Can Tea Help You Live Longer?

Grant Boone
January 11, 2020

Pop on the kettle and pour us a cuppa, because drinking tea at least three times a week could be linked with a longer and healthier life, suggests new research.

"In our study population, 49% of habitual tea drinkers consumed green tea most frequently, while only 8% preferred black tea", Dr. Dongfeng Gu, Chinese Academy of Medical Sciences, a senior author on the study, said in a press release. Researchers followed up with them after a seven-year period.

In contrast with by no means or non-habitual tea drinkers, routine tea shoppers had a 20 per cent decrease danger of incident coronary heart illness and stroke, 22 per cent decrease danger of deadly coronary heart illness and stroke, and 15 per cent decreased danger of all-cause demise.

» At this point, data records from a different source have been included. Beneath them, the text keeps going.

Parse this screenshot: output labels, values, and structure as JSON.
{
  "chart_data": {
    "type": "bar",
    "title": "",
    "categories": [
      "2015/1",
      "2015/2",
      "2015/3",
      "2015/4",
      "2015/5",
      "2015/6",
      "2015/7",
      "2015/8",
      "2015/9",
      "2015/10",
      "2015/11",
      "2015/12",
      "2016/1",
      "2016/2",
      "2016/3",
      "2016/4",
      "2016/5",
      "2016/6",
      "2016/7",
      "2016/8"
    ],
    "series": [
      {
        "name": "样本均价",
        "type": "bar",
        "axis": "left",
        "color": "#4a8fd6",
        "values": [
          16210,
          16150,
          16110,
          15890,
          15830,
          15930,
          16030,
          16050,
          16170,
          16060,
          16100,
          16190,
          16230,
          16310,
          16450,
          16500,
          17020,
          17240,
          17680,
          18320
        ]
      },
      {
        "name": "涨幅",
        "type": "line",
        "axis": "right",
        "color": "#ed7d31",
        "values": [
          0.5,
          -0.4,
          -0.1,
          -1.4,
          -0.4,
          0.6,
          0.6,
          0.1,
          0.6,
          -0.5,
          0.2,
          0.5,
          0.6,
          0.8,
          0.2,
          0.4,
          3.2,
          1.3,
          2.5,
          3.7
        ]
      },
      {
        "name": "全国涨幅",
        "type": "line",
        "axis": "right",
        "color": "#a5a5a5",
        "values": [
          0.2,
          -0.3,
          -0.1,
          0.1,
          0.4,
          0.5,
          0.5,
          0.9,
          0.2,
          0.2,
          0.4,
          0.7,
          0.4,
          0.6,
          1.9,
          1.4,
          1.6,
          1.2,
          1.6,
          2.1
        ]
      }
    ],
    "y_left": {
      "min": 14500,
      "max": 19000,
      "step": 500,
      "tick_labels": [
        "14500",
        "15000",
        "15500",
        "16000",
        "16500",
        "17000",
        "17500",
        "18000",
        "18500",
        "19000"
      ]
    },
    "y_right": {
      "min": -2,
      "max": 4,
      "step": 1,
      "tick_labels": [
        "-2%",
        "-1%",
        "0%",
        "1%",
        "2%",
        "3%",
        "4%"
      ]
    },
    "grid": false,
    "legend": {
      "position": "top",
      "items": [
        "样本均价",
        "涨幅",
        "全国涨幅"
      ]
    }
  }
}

Regular tea drinkers who kept up their habit in both surveys were nearly 40 per cent less likely to have incident heart disease and stroke, 56 per cent less likely to suffer a fatal heart disease and stroke and had 29 per cent lower risk of all-cause death compared with consistent never or non-habitual tea drinkers. This difference in the benefits that you can get from varying types of teas is because of the difference in their making and ingredients.

Middleton and colleagues, in a 2018 study, found that a flavonoid molecule in green tea (called epigallocatechin-3-gallate) dissolves plaque that can form in blood vessels, which unchecked can lead to heart attack or stroke.

Tea is one of the most popular beverages globally. Participants who often drank tea for at least eight years appeared to benefit from a 29 percent decreased risk of dying, a 39 percent reduction in the risk of developing cardiovascular disease and stroke, and a 56 percent lower chance of dying from those diseases. Increasing your tea consumption just might be the answer! "Thus, frequent tea intake over an extended period may be necessary for the cardioprotective effect", said Gu. Why a brew is good for you The proposed health benefits of drinking tea are an interesting topic that, in the past, "stirred" the scientific community. They said that drinking green tea was linked with approximately 25% lower risks for incident heart disease and stroke, fatal heart disease and stroke, and all-cause death.

Fed's Clarida: Some indication global growth headwinds are beginning to abate
He said he would support more accommodative monetary policy if inflation continues to weaken or if inflation expectations slide. President Donald Trump said Wednesday that Iran was "standing down" from the confrontation.

Still, by drinking your tea black, you may still receive positive health effects, or even better swap a few out for green to guarantee the benefits.

Ray further cautioned that the consistent tea drinkers in the study tended to be older men who were heavy smokers and heavy drinkers.

Researchers from the Chinese Academy of Medical Sciences looked into the medical data of more than 100,000 Chinese residents.

In keeping with the researchers, two components could also be at play.

That's according to a new study recently concluded by researchers with the Chinese Academy of Medical Sciences and published Thursday in the European Journal of Preventive Cardiology. "The favorable health effects are the most robust for green tea and for long-term habitual tea drinkers". In black tea, it is fully fermented so may lose some effects and adding milk could also counteract the favourable health effects. Secondly, women had much lower incidence of, and mortality from, heart disease and stroke.

These numbers pointed to a link between greater levels of tea consumption and reduced risks of atherosclerotic cardiovascular disease and all-cause mortality.